Picture of Aurélie Weiss-Guimet

Meet Elzbieta Lech, our Poland-based Senior Clinical Project Manager

 

ExperTrials prides itself on its international team of clinical research experts. On our blog, you already had the chance to read about Aurélie Weiss-Guimet, our Contract Research Organization CEO and Founder, Christoph Wachter, Head of Clinical Operations, and Ghazala Kabani, our new Head of Clinical Operations in the United States. Elzbieta Lech, our latest Senior Clinical Project Manager, is based in Poland. She is fond of clinical regulations as much as project management. Read all about it in the interview below.

Before joining the clinical research industry, you spent several years practicing medicine. Can you tell us more about the early days of your professional career?

As a 6-year old child, I already took care of the twin babies that lived next-door. I can’t believe how responsible I was back then! I originally wanted to be a “children’s doctor”, and more specifically a pediatrician and neonatologist. At that time, that specialization was closed so I decided to go into the anesthesiology and intensive care unit. I could take care of new born babies there and that made me quite happy.

Between the late 1990s and early 2000s, I spent seven years working in a 3rd reference Warsaw hospital: those are the highly specialized hospitals in Poland.
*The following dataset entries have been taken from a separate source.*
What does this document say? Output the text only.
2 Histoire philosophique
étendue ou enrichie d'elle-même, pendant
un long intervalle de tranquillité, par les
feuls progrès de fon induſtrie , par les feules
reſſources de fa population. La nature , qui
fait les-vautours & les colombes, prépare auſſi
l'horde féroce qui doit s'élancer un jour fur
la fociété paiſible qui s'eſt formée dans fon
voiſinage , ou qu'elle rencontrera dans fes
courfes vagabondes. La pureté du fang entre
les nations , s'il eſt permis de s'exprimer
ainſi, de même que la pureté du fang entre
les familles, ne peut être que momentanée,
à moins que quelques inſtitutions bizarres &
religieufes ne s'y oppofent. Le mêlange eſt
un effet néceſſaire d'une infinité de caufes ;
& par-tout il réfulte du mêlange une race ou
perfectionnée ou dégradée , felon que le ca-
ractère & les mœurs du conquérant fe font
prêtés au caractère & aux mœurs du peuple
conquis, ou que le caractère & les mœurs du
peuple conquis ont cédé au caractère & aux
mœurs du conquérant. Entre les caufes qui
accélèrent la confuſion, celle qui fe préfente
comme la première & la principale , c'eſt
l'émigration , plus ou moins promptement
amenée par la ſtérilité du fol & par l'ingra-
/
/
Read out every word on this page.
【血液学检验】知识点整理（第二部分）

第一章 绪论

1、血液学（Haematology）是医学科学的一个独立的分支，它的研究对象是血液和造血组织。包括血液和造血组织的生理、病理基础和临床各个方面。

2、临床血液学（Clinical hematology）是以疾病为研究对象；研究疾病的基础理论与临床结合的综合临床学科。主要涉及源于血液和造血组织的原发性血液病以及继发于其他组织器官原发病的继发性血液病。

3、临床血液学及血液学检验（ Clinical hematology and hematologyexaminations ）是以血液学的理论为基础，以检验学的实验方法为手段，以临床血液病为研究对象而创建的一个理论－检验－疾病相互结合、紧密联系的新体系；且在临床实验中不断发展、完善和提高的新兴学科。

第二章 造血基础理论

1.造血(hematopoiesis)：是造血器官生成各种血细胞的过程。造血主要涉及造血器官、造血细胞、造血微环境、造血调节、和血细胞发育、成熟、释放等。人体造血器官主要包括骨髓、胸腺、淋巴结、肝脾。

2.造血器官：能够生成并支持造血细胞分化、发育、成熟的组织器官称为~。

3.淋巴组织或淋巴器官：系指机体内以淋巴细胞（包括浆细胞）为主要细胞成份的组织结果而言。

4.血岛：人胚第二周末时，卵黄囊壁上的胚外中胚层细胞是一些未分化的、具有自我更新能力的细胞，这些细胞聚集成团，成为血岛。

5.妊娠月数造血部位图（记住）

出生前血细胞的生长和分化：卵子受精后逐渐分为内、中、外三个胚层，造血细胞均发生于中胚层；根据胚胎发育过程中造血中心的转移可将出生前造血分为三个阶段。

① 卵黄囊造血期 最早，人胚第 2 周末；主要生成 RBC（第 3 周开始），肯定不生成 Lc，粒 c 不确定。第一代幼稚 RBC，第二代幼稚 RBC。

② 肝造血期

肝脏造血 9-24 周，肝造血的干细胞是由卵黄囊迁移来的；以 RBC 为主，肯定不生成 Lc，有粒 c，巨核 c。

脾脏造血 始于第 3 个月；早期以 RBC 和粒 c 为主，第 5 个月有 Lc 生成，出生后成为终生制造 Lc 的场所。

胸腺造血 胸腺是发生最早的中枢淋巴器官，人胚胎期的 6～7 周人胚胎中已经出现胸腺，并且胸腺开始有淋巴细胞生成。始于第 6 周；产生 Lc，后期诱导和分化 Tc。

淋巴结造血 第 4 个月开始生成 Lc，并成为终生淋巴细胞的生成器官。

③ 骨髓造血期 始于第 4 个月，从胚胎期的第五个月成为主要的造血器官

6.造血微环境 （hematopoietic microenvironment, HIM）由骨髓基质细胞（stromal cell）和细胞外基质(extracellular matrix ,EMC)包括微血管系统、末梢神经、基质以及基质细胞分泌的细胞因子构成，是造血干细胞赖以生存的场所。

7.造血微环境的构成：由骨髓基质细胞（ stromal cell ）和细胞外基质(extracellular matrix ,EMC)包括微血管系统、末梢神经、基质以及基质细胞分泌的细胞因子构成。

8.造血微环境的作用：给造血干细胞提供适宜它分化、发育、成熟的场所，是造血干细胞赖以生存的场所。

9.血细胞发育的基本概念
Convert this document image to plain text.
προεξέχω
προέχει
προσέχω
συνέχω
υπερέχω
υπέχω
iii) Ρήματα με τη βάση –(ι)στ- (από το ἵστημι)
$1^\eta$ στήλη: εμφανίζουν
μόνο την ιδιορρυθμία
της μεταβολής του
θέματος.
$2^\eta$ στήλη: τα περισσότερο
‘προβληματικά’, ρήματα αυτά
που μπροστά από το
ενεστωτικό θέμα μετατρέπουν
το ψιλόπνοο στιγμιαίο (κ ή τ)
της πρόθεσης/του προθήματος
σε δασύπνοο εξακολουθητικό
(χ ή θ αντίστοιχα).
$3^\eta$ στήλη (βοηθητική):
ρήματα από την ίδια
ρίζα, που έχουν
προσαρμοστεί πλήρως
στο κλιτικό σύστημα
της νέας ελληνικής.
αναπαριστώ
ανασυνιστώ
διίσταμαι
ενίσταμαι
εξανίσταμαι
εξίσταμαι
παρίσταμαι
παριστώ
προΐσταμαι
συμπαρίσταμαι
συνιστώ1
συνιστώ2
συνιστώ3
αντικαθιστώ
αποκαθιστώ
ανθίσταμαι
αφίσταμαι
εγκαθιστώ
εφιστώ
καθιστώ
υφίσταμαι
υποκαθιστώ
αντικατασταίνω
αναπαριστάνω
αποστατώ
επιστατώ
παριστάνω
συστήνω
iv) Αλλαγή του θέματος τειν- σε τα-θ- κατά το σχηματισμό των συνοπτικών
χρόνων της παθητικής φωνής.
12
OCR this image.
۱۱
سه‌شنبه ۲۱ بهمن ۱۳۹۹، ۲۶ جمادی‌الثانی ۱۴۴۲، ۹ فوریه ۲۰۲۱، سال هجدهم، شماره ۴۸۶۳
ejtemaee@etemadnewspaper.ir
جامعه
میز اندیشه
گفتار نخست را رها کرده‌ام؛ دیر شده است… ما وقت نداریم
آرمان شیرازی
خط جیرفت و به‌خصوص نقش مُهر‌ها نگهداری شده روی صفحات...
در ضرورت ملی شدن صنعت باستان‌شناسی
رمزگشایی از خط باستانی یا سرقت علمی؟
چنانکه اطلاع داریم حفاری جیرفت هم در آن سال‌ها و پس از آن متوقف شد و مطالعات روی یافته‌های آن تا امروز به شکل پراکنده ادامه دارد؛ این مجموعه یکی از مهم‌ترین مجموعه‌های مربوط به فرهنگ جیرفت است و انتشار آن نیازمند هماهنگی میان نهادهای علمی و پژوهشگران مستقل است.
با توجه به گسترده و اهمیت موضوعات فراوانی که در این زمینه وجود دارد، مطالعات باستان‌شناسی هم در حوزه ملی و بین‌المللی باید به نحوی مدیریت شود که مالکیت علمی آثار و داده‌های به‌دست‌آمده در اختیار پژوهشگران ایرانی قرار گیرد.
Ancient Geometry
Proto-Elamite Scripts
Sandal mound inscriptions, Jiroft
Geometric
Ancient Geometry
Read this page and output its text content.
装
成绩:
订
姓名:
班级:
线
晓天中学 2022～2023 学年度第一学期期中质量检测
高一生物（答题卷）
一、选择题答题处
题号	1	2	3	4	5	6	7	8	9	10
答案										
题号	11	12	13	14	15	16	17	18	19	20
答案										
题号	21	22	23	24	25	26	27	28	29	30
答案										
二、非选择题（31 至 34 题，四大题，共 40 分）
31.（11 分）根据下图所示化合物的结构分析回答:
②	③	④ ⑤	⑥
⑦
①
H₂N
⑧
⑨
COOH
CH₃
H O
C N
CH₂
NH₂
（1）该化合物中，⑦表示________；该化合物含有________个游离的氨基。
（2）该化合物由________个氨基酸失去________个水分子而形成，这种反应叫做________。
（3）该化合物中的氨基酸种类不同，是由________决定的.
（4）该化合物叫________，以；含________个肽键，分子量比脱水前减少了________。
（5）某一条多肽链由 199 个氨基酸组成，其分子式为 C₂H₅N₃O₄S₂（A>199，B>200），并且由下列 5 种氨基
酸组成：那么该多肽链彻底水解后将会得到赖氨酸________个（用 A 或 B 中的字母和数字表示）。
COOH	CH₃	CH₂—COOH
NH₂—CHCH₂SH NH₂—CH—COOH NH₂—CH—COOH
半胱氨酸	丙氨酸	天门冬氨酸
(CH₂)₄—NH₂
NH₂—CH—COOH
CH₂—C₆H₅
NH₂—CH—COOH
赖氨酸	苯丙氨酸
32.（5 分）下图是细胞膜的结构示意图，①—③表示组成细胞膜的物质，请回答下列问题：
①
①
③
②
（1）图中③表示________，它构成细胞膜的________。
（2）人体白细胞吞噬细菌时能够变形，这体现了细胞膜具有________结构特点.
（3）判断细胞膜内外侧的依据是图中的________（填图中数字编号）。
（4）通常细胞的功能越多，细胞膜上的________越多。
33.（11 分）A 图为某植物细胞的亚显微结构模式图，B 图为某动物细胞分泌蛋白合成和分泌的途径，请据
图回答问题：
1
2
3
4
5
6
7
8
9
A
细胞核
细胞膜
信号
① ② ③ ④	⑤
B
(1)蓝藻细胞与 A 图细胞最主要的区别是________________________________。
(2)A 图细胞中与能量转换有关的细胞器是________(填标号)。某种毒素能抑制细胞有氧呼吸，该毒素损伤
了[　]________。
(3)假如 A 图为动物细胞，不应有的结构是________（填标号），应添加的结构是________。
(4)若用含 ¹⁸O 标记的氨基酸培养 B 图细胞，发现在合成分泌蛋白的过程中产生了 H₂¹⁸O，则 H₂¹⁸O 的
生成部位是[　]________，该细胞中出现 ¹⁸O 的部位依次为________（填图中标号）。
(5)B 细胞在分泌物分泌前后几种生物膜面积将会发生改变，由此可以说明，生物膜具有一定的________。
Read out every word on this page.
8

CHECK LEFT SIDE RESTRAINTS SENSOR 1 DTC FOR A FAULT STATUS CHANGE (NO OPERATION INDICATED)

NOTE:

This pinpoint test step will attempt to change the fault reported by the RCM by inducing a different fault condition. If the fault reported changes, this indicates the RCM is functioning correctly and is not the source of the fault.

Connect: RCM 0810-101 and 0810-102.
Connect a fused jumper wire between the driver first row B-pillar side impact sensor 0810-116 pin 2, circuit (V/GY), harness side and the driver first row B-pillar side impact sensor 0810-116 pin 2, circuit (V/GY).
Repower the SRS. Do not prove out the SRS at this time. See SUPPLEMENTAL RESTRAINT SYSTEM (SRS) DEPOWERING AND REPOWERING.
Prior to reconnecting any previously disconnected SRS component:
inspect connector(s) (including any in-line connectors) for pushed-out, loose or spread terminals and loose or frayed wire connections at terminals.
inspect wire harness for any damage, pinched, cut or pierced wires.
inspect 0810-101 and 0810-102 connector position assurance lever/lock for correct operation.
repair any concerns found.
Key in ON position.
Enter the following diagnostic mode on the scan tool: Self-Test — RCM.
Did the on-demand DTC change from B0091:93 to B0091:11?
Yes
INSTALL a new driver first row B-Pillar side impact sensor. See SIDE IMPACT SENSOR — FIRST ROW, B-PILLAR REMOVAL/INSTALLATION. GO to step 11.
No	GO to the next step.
The work was very hard and the pay very low. I was young and the first to be chosen for the night duties. It was hard on my family and personal life. I loved my work there, but am happy I switched to clinical research.

How did you make the transition from being a physician to becoming a Clinical Research professional?

A lot of my friends moved to that industry. At the time, I organized a lot of trainings for the anesthesiologists and realized I was good at administrative work and enjoyed it as well. I found out clinical research could be a relevant career choice for me. I was recommended by one of my colleagues and started working as a Clinical Research Assistant. I soon became a Clinical Research Associate.

As the years went by, I managed to move to a Senior Clinical Research Associate position. I was involved in regulatory work locally as well as in monitoring. I became a Regulatory Lead and then a Manager in smaller CROs in addition to being a Senior CRA. When the two activities were divided, I became a Regulatory Services Project Manager in a mid-size CRO.

What is it that you like so much about regulatory work?

It is challenging work and it is never boring: everything changes constantly. The start-up phase has to be watched very closely, but it also finishes at some point: I get a sense of accomplishment from seeing its quick delivery. I also like the legal part of it. I love negotiating contracts.

I adapt very well to changing environments, be they the clients, the projects, or the standard operating procedures.

Since 2011, when I became a Regulatory Project Manager, I have been involved in global studies, mainly in Europe and the United States, and also in Asia-Pacific and Latin America.

 

You have also become an expert in project management. How do you feel about it?

I have been doing project management since 2008: I started working for small biotech clients that needed one person to see their projects through. I enjoy the collaboration with small sponsors: I like to be the person influencing all the decisions. I focus on quality and set high standards for the work I do. I check everything that is done so as to avoid errors: it saves time eventually.

Every CRO I work for appreciates the high-quality work I do, even though it might take a bit longer than expected.

As a project manager, you are the first contact point with the client. It has an impact on the work relationship you build with them. I consider every project as my baby. I am very organized so as to be able to follow every project as closely as possible and keep priorities in mind. As a manager, I also make sure that people like to work for and with me.

 

You have been working as Senior Clinical Project Manager for ExperTrials for a year. When and how did you become a freelance Expert?

I became a freelance Expert in 2018 because I like to be independent and have job flexibility. I started working for ExperTrials in 2023. Aurélie found me on LinkedIn last year. We clicked immediately: we share work values and enjoy building a warm working relationship.

In small trials, it is reasonable and cost- and time-effective to have one project manager and not two managers (clinical and regulatory). The fact that I have experience in project management and expertise in regulatory submissions is quite helpful. I also have expertise in advanced therapy and medical device studies. I am continuously learning about clinical research and broadening my knowledge.